Martoma Called Victim of US Rush to Charge Cohen (Correct)
Bloomberg News
Former SAC Capital Advisors LP fund manager Mathew Martoma used a Michigan neurologist, the government's star witness, as a 'canary in a coal mine' to warn if the hedge fund's huge investment in Elan Corp. and Wyeth was about to turn toxic in 2008, a prosecutor said.

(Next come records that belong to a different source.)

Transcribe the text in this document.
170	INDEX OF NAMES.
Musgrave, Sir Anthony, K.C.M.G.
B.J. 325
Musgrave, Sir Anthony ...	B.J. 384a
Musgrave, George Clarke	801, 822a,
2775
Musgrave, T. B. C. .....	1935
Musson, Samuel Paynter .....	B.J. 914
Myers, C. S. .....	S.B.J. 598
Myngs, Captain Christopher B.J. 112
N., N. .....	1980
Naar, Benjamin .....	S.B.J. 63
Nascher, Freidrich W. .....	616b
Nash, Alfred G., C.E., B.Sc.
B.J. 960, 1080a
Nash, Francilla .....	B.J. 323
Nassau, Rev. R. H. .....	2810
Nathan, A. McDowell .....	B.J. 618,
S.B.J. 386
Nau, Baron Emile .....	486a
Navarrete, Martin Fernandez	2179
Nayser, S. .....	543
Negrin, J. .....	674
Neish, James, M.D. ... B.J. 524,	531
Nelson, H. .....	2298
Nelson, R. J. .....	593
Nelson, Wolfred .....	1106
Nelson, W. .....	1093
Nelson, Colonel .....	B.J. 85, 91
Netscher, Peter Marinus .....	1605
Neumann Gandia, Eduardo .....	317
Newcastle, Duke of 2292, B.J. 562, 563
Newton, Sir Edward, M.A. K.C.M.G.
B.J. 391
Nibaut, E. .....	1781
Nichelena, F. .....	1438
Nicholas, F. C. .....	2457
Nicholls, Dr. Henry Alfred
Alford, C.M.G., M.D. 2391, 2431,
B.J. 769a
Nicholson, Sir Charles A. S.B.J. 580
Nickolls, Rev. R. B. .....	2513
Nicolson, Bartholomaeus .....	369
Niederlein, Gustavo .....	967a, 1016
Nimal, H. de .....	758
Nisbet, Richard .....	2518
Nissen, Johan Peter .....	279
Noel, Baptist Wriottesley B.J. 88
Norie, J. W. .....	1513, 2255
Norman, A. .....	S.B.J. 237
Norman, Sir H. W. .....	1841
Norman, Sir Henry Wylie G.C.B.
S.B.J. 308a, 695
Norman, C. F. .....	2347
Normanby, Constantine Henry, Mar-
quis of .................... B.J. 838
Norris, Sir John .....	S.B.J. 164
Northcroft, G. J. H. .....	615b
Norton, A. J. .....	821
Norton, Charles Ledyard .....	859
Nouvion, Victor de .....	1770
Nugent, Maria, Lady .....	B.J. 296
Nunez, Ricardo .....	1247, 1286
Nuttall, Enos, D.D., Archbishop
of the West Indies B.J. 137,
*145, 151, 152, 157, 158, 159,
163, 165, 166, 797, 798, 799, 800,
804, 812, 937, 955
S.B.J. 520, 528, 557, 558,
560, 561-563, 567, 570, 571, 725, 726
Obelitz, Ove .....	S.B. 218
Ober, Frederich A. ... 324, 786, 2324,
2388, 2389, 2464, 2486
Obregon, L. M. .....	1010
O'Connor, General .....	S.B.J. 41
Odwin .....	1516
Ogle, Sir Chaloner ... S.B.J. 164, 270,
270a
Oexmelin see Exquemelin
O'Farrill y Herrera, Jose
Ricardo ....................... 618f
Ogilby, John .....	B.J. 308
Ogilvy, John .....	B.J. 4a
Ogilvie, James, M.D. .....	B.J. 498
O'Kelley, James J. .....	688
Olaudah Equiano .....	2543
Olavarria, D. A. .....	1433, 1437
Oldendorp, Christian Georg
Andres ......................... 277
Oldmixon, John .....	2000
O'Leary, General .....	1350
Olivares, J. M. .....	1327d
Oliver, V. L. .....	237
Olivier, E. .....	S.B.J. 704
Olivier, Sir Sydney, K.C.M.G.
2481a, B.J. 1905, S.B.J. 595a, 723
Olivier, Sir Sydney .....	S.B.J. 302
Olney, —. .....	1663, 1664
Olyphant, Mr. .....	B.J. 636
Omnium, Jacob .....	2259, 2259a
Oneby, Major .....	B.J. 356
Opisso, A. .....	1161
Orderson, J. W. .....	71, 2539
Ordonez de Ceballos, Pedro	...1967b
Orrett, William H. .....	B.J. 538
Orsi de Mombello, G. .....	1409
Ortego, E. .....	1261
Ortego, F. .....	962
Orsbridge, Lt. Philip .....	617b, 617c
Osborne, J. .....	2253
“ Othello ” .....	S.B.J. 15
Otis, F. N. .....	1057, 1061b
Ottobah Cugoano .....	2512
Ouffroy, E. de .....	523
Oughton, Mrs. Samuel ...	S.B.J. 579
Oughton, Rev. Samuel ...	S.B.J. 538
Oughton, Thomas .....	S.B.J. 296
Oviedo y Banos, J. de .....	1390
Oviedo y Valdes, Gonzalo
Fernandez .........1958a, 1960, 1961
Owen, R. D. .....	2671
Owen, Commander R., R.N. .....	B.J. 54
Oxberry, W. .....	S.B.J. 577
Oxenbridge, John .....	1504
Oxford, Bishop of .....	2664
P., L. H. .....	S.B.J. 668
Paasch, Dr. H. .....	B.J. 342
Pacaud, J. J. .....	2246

Martoma, 39, is accused of using secret information about a clinical drug trial that he received from the witness, Dr. Sidney Gilman, and another doctor supervising the testing. Prosecutors say the $275 million scheme is the most lucrative ever charged against an individual.
'Martoma needed the equivalent of a canary in a coal mine,' Assistant U.S. Attorney Eugene Ingoglia told jurors in his closing argument today in Manhattan federal court. 'He needed some early-warning system.'
SAC Capital sold a $700 million position in the two drugmakers in July 2008 after Martoma learned the results, which hadn't been released to the public, would be disappointing, the U.S. said. Gilman and the second doctor, Joel Ross, a New Jersey geriatrician, testified against Martoma in exchange for immunity from prosecution.
Martoma learned detailed testing results for bapineuzumab, an Alzheimer's disease drug under development by Elan and Wyeth, and traded on the information, prosecutors claim. The trial is in its fifth week.
Detailed Information
Richard Strassberg, Martoma's lawyer, is presenting his closing argument and the jury could begin considering the case as early as today. Martoma, charged with conspiracy and two counts of securities fraud, faces as long as 20 years in prison if convicted of the securities-fraud charges.
On July 15, 2008, Gilman flew to Elan's offices in San Francisco, where he learned the results of the clinical trial, Ingoglia said. Two days later, in his office in Ann Arbor, Michigan, Gilman received a set of draft PowerPoint slides providing detailed information about the tests, the prosecutor said.
Gilman and Martoma discussed the slides in a phone conversation that lasted an hour and three-quarters, Ingoglia said. That day, July 17, Martoma booked flights for a July 19 trip to Detroit and back to New York, Ingoglia said.
Phone Call
Martoma spoke by phone for 20 minutes with SAC Capital founder Steven Cohen on July 20, a Sunday, Ingoglia told jurors. When trading began the next day, SAC Capital started selling its investment, he said.
Cohen, who denies wrongdoing, hasn't been charged with a crime. He faces an administrative proceeding filed by the U.S. Securities and Exchange Commission claiming he failed to properly supervise trading at his firm.
In November, SAC agreed to plead guilty to securities fraud and end its investment advisory business as part of a record $1.8 billion settlement. The agreement must be approved by a judge before it can take effect.
The case is U.S. v. Martoma, 12-cr-00973, U.S. District Court, Southern District of New York (Manhattan).